At the same time, I *also* feel that there is no KNOWLEDGE possible,
meaning: no absolutely certain knowledge. I developed this idea in
one of my recent posts and no-one hit me for it then (I thought
someone would :) -- I'd be glad to debate it further. Basically,
it seems to me that everything we "know" is ultimately based on
something which is taken for granted, an axiom -- no matter how sensible
it may appear -- plus our scientific knowledge has often been very
mistaken. This is not to denigrate science, which, as far as I can tell,
has embraced the concept of incompleteness -- it is always open for
corrections, and always but an approximation. (An unsubtle example:
we used to present atoms as little 'solar systems', knowing they
are not *really* 'solar systems' -- but that it was a workable model,
a level of approximation.) So I thought we could legitimately say that
all knowledge is, at the last instance, belief, too. Hence
my above distinction gets blown to dust.

Here's how I think the two above paragraphs might be reconcilliated:
There exist two systems of belief. (Could anyone suggest a
different word for this? This is becoming the third usage of
'belief' in this one single post.) One of them we call knowledge and
it is based on the observation of the phenomena in our universe (and
relations between them) and on 'rational' thinking (binary logic,
true-false).
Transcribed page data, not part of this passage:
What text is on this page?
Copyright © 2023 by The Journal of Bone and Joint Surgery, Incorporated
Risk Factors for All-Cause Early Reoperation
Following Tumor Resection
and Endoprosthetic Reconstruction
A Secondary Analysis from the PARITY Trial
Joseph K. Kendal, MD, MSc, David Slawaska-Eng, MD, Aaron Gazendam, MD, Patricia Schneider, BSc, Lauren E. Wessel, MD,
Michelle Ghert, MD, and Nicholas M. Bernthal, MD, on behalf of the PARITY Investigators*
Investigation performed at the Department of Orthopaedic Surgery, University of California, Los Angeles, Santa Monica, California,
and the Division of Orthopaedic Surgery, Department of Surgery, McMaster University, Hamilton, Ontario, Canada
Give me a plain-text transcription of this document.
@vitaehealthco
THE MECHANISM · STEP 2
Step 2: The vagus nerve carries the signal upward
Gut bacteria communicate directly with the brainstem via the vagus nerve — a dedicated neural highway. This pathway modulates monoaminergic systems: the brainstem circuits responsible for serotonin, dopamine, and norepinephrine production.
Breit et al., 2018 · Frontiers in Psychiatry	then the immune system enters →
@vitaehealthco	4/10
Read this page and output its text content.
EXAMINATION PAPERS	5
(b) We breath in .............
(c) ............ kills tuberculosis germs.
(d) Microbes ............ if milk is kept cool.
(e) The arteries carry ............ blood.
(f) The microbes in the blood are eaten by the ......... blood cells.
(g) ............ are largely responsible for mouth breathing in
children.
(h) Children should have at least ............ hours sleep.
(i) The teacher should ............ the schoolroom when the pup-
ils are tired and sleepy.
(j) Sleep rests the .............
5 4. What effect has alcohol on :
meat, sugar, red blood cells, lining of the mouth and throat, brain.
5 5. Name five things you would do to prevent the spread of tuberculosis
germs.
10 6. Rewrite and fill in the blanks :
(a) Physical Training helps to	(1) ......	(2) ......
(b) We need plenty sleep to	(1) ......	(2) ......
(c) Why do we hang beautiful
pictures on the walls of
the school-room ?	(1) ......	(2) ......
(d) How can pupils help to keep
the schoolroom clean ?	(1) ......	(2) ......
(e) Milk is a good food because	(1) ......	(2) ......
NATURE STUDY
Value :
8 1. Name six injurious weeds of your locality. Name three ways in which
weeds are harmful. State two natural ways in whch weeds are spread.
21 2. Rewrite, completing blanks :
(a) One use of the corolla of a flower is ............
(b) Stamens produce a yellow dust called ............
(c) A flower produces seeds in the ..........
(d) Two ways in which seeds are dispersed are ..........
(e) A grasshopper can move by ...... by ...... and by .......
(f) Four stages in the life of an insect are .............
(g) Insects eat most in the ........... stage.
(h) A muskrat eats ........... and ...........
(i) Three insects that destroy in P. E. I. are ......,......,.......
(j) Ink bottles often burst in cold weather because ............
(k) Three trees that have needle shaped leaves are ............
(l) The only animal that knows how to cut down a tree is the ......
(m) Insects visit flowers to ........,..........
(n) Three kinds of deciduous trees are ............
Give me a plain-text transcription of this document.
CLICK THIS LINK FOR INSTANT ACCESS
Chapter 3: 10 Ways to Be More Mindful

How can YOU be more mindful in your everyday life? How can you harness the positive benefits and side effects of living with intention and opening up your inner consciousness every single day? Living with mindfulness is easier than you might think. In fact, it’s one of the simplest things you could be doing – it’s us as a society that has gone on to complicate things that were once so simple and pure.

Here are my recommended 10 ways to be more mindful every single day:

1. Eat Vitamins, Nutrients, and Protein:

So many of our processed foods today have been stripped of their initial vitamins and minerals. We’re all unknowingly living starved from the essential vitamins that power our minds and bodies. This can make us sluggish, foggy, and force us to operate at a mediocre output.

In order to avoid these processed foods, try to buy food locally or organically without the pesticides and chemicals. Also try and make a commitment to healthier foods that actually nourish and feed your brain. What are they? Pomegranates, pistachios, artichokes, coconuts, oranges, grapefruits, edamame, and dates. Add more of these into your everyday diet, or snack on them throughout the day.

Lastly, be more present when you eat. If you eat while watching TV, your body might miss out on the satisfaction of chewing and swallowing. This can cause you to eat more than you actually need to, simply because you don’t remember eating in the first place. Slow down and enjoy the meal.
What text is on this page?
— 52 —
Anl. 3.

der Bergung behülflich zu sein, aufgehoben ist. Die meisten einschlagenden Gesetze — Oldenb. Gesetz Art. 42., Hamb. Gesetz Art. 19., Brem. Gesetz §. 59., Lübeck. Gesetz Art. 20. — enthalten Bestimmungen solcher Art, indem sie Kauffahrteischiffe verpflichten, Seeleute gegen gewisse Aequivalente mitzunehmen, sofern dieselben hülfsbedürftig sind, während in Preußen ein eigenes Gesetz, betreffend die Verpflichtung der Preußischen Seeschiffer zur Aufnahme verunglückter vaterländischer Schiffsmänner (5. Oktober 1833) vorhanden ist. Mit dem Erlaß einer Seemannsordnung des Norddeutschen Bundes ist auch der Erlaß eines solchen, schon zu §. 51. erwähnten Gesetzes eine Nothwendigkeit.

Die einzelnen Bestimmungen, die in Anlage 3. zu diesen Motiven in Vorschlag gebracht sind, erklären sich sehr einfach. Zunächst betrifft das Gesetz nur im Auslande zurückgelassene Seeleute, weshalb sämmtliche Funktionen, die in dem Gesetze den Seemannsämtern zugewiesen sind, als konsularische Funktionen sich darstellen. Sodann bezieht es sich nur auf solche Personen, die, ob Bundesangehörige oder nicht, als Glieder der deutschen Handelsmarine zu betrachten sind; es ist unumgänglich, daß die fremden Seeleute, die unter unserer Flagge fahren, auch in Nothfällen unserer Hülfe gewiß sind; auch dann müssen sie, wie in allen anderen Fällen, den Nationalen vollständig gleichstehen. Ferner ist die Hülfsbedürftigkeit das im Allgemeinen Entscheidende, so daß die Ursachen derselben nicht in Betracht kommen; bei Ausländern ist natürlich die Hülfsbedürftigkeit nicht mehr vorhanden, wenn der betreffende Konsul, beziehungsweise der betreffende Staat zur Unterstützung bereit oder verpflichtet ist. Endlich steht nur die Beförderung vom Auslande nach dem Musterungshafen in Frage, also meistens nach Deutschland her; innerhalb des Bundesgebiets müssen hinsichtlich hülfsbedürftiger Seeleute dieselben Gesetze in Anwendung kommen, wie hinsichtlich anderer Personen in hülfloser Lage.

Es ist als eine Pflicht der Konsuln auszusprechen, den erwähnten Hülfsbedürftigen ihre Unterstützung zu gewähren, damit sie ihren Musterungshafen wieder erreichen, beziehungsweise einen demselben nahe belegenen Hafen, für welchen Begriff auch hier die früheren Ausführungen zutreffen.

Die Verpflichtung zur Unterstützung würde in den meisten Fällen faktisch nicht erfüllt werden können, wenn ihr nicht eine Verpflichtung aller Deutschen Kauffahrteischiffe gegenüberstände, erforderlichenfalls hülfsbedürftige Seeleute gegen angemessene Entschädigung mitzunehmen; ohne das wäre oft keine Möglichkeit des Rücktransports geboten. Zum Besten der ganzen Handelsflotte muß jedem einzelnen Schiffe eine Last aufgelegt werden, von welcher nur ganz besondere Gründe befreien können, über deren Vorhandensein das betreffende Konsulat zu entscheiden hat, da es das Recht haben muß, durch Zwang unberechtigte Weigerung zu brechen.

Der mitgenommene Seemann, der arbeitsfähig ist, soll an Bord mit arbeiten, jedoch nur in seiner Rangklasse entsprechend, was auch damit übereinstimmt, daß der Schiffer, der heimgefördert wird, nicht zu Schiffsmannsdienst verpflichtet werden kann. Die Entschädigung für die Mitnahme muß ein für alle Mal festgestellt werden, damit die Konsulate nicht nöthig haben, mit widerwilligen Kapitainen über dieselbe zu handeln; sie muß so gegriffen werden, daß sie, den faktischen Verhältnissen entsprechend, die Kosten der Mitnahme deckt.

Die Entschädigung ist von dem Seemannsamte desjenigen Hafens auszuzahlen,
The other system of beliefs (religious beliefs) are
based on <fill in the blank> (transrational experience? observation
of phenomena 'knowledge' fails to address or sufficiently (for the rational
mind) explain? divine inspiration?) Ultimately all is belief in the sense
that absolute, final knowledge is unattainable; but these two paradigms
-- the 'scientific' and the 'religious' -- behave in radically different
ways.

Maybe the very capacity for belief would be useless, evolutionally
speaking, if Final Truth was within human grasp?